The next problem will be the length of the transition period. This will be something else Brexiteers will be unhappy about since there may be no end date or a backstop for the Irish border that the DUP will baulk at. And for the transition period, EU law must continue to apply so section 1 of the 2018 EU Withdrawal Act, the crowning glory of the Brexit movement, which says, "The European Communities Act 1972 is repealed on exit day" will have to be suspended. McGrade says:

"There is also a major requirement which cuts across most areas of UK law and policy: to suspend the effect of what was once known as ‘the Great Repeal Bill’ by continuing to make EU law supreme over UK law during the transition period. The EU Withdrawal Act 2018 formally repeals the European Act Communities Act 1972, ending the jurisdiction of the European Court of Justice in the UK and the supremacy of EU law. This change, a totemic symbol of Brexit for many MPs, will be “saved” – that is, suspended – until the end of the transition period. UK law cannot be inconsistent with EU law during the transition".

It will be something like the dance of the seven veils for Brexiteers. So close to what they have dreamt of and salivated over for thirty years in front of them only to be asked to push it away for another couple of years!  Who knows what they'll do? It might drive some over the edge.

He says the actual legislation will probably not be ready until after Christmas when parliament will have 44 sitting days available before March 29th, not all of which will be on government business and not all of which can be on the Withdrawal Agreement. Maastricht occupied parliament debating time for 41 days and this will be equally contentious. McGrade goes on:

In addition, the bill will cover ‘safeguard’ measures for some of these Withdrawal Agreement rights in UK law. The UK has agreed the principle of extra constitutional locks over EU citizens’ rights but has not yet presented any details to parliament. In particular, the bill will need to cover:

Creating a constitutional “barrier” to a future UK parliament repealing the rights of EU citizens in the UK. Restrictions on parliamentary sovereignty are rare in UK law, and so likely to attract Parliamentary debate and potentially amendments;

An independent monitoring mechanism for EU citizens’ rights, giving a new, UK body the same rights of investigation and initiating protective court proceedings as the European Commission currently has in the EU. This will create a ‘two tier’ set of legal protections, applying only to EU citizens in the UK;

Recognising certain EU-derived individual rights – such as recognition of professional qualifications – in UK law, for people who are already working in the UK. This could become linked to debates about reciprocity for UK citizens working in the EU;

Potentially extending restrictions on the effective return of powers from the EU to Scotland, Wales and Northern Ireland until the end of the transition period.

None of this looks easy for the government and the whips will have difficulty getting a working majority.
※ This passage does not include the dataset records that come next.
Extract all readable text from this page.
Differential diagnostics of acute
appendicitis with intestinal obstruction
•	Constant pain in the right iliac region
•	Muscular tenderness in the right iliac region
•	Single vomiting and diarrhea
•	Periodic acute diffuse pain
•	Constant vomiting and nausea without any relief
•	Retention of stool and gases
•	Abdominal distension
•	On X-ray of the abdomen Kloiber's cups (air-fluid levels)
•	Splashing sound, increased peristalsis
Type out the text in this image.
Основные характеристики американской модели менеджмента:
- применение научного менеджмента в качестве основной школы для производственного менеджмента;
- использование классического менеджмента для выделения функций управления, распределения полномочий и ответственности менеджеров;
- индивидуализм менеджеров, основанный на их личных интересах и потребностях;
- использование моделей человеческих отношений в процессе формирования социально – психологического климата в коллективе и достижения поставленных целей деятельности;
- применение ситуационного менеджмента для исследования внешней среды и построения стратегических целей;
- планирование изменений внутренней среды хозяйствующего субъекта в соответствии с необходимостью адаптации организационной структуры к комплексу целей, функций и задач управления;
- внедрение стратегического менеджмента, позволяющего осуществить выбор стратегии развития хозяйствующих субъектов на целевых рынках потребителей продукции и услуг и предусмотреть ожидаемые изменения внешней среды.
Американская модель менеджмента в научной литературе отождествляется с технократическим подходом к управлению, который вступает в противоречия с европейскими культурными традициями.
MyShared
Much of it is new, the government is weak, there is no consensus in cabinet or in either of the two main parties so the first three months of 2019 are likely to be the most politically explosive for decades.

Ultimately, if we run out of time Theresa May, or whoever is in No 10 when the ordure collides with the fan of reality, will have to ask for an extension, which all 27 must unanimously agree to, and presumably able then to demand more concessions to do it.